Dans un communiqué, l’OIPEM a indiqué avoir entamé des démarches judiciaires à l’encontre des parents des élèves impliqués dans les faits de harcèlement, estimant que ce drame ne peut être considéré comme un incident isolé. L’organisation affirme qu’il s’agit du résultat d’un climat prolongé de violence, d’exclusion et de stigmatisation, ayant visé un élève en situation de besoins spécifiques.
L’organisation internationale a dénoncé ce qu’elle qualifie de défaillance collective dans la protection du droit des enfants à la dignité et à la sécurité au sein de l’espace scolaire. Elle a souligné que les atteintes portées à la victime, notamment l’atteinte à ses effets personnels et les agressions morales dont elle aurait été la cible, constituent une grave dérive éthique incompatible avec les valeurs éducatives et humaines que l’école est censée incarner.
Dans ce contexte, l’OIPEM a appelé le ministère public ainsi que la Délégation à la protection de l’enfance à ouvrir sans délai une enquête approfondie. L’organisation demande l’audition des camarades de classe du défunt ainsi que du cadre éducatif et administratif de l’établissement concerné, afin de déterminer l’ampleur des actes de harcèlement et leur lien éventuel avec le suicide.

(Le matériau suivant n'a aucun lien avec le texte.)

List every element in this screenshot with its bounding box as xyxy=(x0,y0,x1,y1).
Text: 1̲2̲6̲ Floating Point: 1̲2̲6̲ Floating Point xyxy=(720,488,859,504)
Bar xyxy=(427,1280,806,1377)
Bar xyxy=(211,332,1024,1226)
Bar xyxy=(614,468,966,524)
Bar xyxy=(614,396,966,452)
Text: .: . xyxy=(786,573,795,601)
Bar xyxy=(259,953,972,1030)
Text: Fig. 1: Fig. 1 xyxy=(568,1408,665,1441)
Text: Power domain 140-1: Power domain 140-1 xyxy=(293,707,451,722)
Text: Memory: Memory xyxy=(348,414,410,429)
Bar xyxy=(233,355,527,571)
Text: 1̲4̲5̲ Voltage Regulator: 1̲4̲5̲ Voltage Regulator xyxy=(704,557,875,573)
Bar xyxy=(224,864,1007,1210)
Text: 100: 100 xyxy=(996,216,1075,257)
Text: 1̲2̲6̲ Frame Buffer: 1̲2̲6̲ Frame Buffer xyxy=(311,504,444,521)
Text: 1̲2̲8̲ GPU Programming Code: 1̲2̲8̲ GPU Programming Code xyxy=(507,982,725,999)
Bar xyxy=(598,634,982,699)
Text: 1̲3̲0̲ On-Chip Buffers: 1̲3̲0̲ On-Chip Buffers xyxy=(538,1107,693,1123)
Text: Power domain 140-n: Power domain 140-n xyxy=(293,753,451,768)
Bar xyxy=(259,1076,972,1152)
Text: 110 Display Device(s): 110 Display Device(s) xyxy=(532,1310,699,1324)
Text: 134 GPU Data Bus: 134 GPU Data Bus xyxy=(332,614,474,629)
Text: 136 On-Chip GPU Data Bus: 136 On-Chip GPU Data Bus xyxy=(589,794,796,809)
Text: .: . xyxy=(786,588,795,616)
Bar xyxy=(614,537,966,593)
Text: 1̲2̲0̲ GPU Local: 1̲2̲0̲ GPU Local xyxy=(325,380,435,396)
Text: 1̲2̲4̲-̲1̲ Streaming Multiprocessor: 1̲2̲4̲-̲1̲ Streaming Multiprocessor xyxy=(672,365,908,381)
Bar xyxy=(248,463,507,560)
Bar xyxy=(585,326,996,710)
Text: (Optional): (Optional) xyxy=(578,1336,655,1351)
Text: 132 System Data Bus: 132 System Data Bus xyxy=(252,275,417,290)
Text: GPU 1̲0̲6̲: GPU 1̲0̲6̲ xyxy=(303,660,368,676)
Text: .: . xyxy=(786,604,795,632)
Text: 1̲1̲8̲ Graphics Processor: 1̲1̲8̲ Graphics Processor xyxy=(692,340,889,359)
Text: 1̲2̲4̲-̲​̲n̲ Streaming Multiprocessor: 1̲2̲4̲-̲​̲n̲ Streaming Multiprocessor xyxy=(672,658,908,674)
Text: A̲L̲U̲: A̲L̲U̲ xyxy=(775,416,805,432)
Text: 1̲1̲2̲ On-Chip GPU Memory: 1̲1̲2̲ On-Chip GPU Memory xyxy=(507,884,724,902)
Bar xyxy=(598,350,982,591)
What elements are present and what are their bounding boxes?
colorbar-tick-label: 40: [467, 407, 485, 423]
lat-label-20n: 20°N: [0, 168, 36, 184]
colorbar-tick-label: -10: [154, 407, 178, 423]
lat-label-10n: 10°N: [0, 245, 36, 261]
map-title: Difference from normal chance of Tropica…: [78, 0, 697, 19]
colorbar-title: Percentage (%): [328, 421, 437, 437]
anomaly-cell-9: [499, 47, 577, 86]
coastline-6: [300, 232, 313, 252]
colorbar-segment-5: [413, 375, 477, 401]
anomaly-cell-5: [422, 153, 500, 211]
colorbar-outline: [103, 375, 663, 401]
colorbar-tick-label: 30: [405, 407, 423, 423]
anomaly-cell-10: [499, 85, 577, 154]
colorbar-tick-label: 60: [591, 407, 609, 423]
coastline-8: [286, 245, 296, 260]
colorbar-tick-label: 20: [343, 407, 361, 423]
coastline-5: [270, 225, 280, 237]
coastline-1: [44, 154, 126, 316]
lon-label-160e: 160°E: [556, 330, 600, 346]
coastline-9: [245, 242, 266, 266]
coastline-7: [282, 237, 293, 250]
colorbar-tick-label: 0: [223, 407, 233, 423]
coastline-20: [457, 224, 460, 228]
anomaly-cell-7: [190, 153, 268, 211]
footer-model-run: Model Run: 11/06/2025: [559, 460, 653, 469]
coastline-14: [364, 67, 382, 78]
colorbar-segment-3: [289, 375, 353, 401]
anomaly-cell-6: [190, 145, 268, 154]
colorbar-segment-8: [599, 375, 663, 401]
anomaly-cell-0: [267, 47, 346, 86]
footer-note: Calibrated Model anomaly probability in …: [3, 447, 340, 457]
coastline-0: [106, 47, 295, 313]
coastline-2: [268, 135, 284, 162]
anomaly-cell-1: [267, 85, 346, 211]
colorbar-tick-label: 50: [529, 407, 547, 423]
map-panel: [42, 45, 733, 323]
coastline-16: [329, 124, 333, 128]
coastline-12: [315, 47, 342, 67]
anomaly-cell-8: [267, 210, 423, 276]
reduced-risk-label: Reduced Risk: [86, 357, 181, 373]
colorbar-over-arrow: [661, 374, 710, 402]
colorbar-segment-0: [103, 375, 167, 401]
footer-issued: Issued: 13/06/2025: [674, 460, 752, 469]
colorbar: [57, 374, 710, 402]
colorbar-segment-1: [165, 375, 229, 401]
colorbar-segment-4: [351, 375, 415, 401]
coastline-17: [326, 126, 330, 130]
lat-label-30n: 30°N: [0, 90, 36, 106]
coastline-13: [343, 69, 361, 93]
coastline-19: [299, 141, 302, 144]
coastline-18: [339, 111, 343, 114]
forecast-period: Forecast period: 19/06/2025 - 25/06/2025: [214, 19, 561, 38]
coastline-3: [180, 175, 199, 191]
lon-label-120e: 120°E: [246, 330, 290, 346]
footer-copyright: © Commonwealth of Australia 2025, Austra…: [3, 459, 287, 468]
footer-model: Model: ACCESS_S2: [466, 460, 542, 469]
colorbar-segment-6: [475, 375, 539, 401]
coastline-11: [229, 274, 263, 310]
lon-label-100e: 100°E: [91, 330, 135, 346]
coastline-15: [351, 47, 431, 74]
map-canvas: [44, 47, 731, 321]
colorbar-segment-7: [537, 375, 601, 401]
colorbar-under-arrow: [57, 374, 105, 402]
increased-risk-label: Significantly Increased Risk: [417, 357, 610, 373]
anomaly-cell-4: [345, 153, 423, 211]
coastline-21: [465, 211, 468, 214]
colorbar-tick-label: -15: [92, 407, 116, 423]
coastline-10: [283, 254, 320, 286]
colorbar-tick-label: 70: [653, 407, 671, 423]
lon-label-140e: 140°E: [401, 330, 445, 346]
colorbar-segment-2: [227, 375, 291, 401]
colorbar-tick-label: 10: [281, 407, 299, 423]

L’organisation a en outre insisté sur la nécessité de situer les responsabilités de l’institution éducative, dans le cas où des manquements seraient constatés dans la prévention, la détection ou le traitement des situations de harcèlement scolaire. Elle estime que toute défaillance avérée dans l’application des mesures disciplinaires ou préventives doit faire l’objet de poursuites appropriées.
Par ailleurs, l’OIPEM a plaidé pour l’adoption urgente d’un plan national contraignant de lutte contre le harcèlement scolaire, incluant des mécanismes de signalement sécurisés, un accompagnement psychologique des victimes et une formation renforcée des acteurs éducatifs. Elle a affirmé que ce dossier ne saurait être traité dans l’indifférence, rappelant que la dignité et la protection des enfants constituent une ligne rouge absolue, qui ne tolère aucun compromis.